The Nazi war crimes tribunal in Nuremberg had already been underway for months by the time its counterpart in Tokyo began in March 1946. The staggered start to these investigations made the International Military Tribunal for the Far East, known colloquially as the “Tokyo trial,” heir to the legal milestones laid in Germany. These included the novel concepts of “crimes against humanity” and “crimes against peace,” as well as the idea that individuals could be held criminally responsible for what had previously been considered acts of state.
Yet the Tokyo trial still had its own legal ground to break. It was “more or less the touchstone for the possibility of organized international justice,” in the words of Dutch judge Bert Röling. Unlike the procedures in Nuremberg, the Tokyo trial could claim to represent a genuine internationalism, with judges and prosecutors not only from the United States, Europe, and the Soviet Union but also from China, India, and the Philippines. Together, the 11 judges overseeing the trial represented a majority of Earth’s population. The case before them would test whether international law, an instrument born out of European conquest and colonization, could become a vehicle for justice for the world at large.

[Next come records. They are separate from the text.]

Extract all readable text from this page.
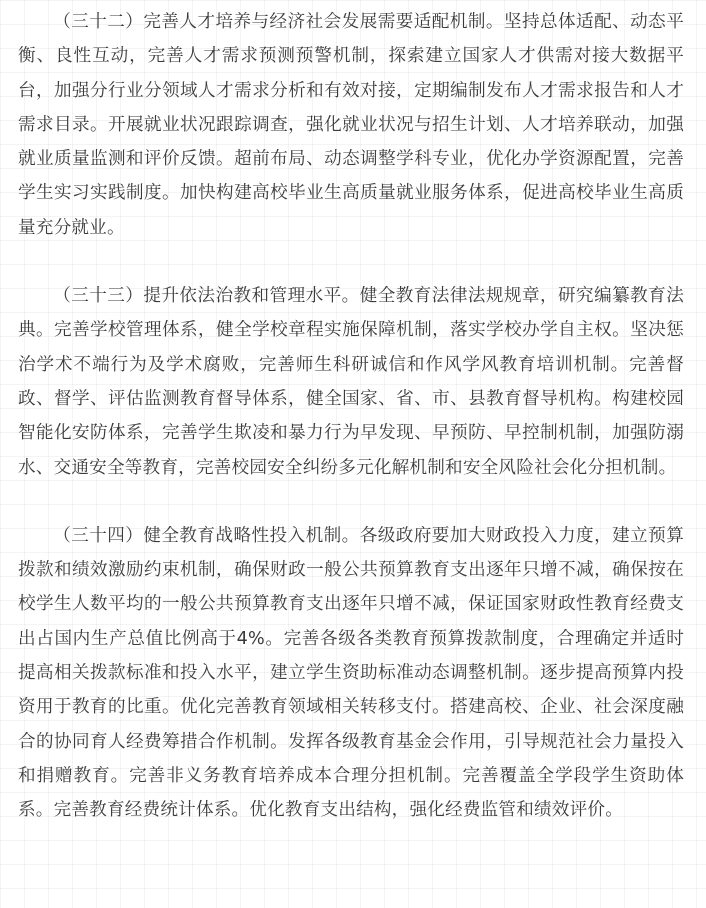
（三十二）完善人才培养与经济社会发展需要适配机制。坚持总体适配、动态平衡、良性互动，完善人才需求预测预警机制，探索建立国家人才供需对接大数据平台，加强分行业分领域人才需求分析和有效对接，定期编制发布人才需求报告和人才需求目录。开展就业状况跟踪调查，强化就业状况与招生计划、人才培养联动，加强就业质量监测和评价反馈。超前布局、动态调整学科专业，优化办学资源配置，完善学生实习实践制度。加快构建高校毕业生高质量就业服务体系，促进高校毕业生高质量充分就业。

（三十三）提升依法治教和管理水平。健全教育法律法规规章，研究编纂教育法典。完善学校管理体系，健全学校章程实施保障机制，落实学校办学自主权。坚决惩治学术不端行为及学术腐败，完善师生科研诚信和作风学风教育培训机制。完善督政、督学、评估监测教育督导体系，健全国家、省、市、县教育督导机构。构建校园智能化安防体系，完善学生欺凌和暴力行为早发现、早预防、早控制机制，加强防溺水、交通安全等教育，完善校园安全纠纷多元化解机制和安全风险社会化分担机制。

（三十四）健全教育战略性投入机制。各级政府要加大财政投入力度，建立预算拨款和绩效激励约束机制，确保财政一般公共预算教育支出逐年只增不减，确保按在校学生人数平均的一般公共预算教育支出逐年只增不减，保证国家财政性教育经费支出占国内生产总值比例高于4%。完善各级各类教育预算拨款制度，合理确定并适时提高相关拨款标准和投入水平，建立学生资助标准动态调整机制。逐步提高预算内投资用于教育的比重。优化完善教育领域相关转移支付。搭建高校、企业、社会深度融合的协同育人经费筹措合作机制。发挥各级教育基金会作用，引导规范社会力量投入和捐赠教育。完善非义务教育培养成本合理分担机制。完善覆盖全学段学生资助体系。完善教育经费统计体系。优化教育支出结构，强化经费监管和绩效评价。
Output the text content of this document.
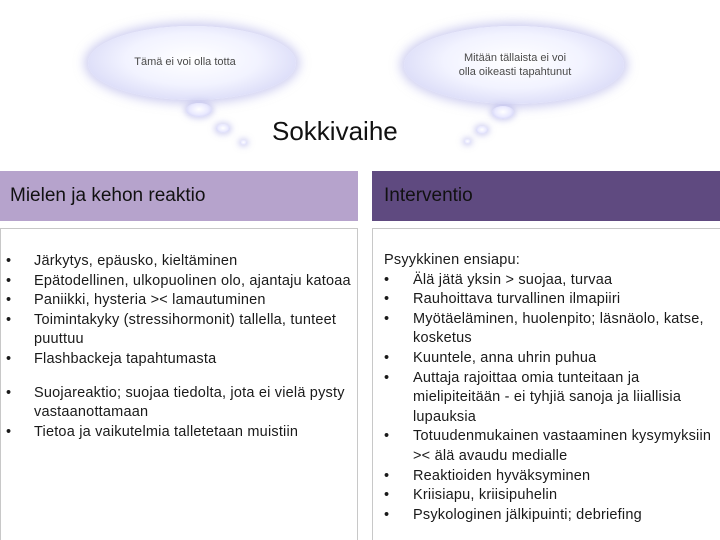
Tämä ei voi olla totta	Mitään tällaista ei voi
olla oikeasti tapahtunut
Sokkivaihe
Mielen ja kehon reaktio	Interventio
• Järkytys, epäusko, kieltäminen
• Epätodellinen, ulkopuolinen olo, ajantaju katoaa
• Paniikki, hysteria >< lamautuminen
• Toimintakyky (stressihormonit) tallella, tunteet puuttuu
• Flashbackeja tapahtumasta
• Suojareaktio; suojaa tiedolta, jota ei vielä pysty vastaanottamaan
• Tietoa ja vaikutelmia talletetaan muistiin
Psyykkinen ensiapu:
• Älä jätä yksin > suojaa, turvaa
• Rauhoittava turvallinen ilmapiiri
• Myötäeläminen, huolenpito; läsnäolo, katse, kosketus
• Kuuntele, anna uhrin puhua
• Auttaja rajoittaa omia tunteitaan ja mielipiteitään - ei tyhjiä sanoja ja liiallisia lupauksia
• Totuudenmukainen vastaaminen kysymyksiin >< älä avaudu medialle
• Reaktioiden hyväksyminen
• Kriisiapu, kriisipuhelin
• Psykologinen jälkipuinti; debriefing
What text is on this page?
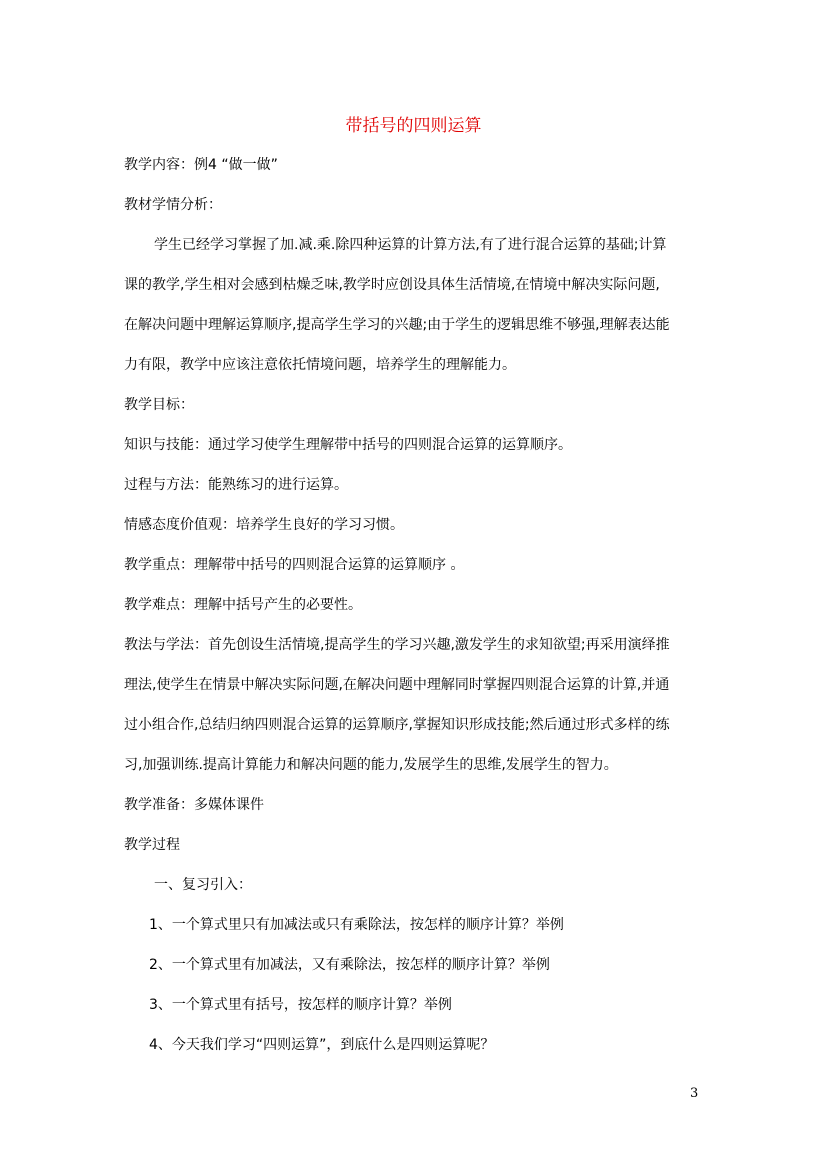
带括号的四则运算
教学内容：例4 “做一做”
教材学情分析：
学生已经学习掌握了加.减.乘.除四种运算的计算方法,有了进行混合运算的基础;计算
课的教学,学生相对会感到枯燥乏味,教学时应创设具体生活情境,在情境中解决实际问题,
在解决问题中理解运算顺序,提高学生学习的兴趣;由于学生的逻辑思维不够强,理解表达能
力有限，教学中应该注意依托情境问题，培养学生的理解能力。
教学目标：
知识与技能：通过学习使学生理解带中括号的四则混合运算的运算顺序。
过程与方法：能熟练习的进行运算。
情感态度价值观：培养学生良好的学习习惯。
教学重点：理解带中括号的四则混合运算的运算顺序 。
教学难点：理解中括号产生的必要性。
教法与学法：首先创设生活情境,提高学生的学习兴趣,激发学生的求知欲望;再采用演绎推
理法,使学生在情景中解决实际问题,在解决问题中理解同时掌握四则混合运算的计算,并通
过小组合作,总结归纳四则混合运算的运算顺序,掌握知识形成技能;然后通过形式多样的练
习,加强训练.提高计算能力和解决问题的能力,发展学生的思维,发展学生的智力。
教学准备：多媒体课件
教学过程
一、复习引入：
1、一个算式里只有加减法或只有乘除法，按怎样的顺序计算？举例
2、一个算式里有加减法，又有乘除法，按怎样的顺序计算？举例
3、一个算式里有括号，按怎样的顺序计算？举例
4、今天我们学习“四则运算”，到底什么是四则运算呢？
3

In this respect, the Tokyo trial turned into a disaster. Problems were evident in the very first days. The president of the tribunal, an intemperate Australian named William Webb, never got a handle on the court. The American lead prosecutor, Joseph Keenan, was worse. Prolix and incompetent and visibly suffering from alcoholism, Keenan had a bad habit of running his mouth to the press, including letting it slip that Japan’s emperor had been spared indictment for the sake of political convenience. That was true enough, but it did not exactly help the tribunal’s already fragile claim to legitimacy. Neither was the air of hypocrisy that hung over the proceedings. This was, after all, a war crimes trial that wanted nothing to do with the atomic bombs dropped on Hiroshima and Nagasaki, let alone the US firebombing campaign that had killed around 200,000 to 300,000 Japanese civilians.